John Hussman is Still Not Optimistic

From John Hussman’s weekly commentary we find (surprise!) this rather grim assessment of the near-term:

Getting past the “fiscal cliff” is the comparatively easy part. What it requires is for both aisles of the U.S. political system to agree on a mutually acceptable (but likely still intolerably large) federal deficit. Whether this happens before December 31 or after is not terribly meaningful because there is not an irreversible outcome on that date. So whatever might happen automatically would be meaningless shortly thereafter anyway.There will likely be a combination of modest spending cuts, modest high-income tax increases, and limits on deductions for second homes. None of these will have a material impact on the size of the deficit. Despite the bluster, few in Congress really appear to see deficit reduction as important as their core interests, which for Democrats is to preserve spending and for Republicans is to maintain tax cuts.
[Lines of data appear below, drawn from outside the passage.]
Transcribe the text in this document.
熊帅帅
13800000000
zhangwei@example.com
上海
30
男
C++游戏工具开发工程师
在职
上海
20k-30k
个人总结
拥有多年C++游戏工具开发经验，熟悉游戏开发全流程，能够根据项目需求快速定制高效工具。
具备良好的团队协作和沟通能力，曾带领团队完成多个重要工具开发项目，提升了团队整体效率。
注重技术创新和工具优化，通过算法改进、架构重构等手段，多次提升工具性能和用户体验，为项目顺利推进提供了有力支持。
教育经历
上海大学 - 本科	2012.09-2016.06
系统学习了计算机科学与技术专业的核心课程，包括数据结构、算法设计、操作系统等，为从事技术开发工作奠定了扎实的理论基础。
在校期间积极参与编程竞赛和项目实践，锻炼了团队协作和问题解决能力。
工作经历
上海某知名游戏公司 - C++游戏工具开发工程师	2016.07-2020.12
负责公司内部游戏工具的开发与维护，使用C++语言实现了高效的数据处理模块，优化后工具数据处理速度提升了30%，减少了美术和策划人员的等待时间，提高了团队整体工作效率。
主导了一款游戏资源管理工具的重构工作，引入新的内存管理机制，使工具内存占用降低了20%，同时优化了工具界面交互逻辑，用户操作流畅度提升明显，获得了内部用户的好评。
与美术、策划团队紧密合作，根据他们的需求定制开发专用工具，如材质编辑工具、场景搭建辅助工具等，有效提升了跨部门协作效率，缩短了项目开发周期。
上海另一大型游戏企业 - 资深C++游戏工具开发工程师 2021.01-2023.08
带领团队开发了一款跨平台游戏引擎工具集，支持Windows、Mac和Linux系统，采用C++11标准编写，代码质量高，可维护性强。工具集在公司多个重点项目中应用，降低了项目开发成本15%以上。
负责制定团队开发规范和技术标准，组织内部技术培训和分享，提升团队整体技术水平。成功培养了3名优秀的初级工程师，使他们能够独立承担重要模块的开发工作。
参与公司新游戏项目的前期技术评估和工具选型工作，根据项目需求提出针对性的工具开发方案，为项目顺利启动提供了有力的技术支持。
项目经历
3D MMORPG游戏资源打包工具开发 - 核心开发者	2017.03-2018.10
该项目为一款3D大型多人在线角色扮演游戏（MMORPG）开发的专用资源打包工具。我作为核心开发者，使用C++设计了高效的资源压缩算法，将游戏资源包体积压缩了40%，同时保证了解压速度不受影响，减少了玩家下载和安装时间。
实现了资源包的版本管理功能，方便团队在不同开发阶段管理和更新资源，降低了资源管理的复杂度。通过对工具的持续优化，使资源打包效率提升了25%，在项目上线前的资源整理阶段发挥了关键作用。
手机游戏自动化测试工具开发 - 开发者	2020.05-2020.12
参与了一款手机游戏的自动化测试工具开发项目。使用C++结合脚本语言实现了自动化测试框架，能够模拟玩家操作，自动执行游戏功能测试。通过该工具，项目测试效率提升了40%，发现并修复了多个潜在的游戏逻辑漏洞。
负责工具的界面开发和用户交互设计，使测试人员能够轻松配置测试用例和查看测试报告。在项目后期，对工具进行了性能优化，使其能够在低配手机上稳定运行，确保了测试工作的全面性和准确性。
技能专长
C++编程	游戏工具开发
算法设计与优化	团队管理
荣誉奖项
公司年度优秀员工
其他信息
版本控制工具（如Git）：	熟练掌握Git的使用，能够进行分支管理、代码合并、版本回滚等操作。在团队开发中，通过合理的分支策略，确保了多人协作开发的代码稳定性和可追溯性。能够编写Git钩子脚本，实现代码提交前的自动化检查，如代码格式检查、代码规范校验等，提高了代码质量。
Some inadequate compromise seems probable, there will be a brief episode of joy and celebration by investors that they have been released from their chains, and shortly thereafter the data will remind us that the global economy is in recession, and that the U.S. economy entered a recession during the third quarter – well before Sandy was even on the weather map.

Of course, at some point, he’ll be correct - we will have entered a new recession and few will have realized it until many months later - but, it’s taking an awfully long time to get there.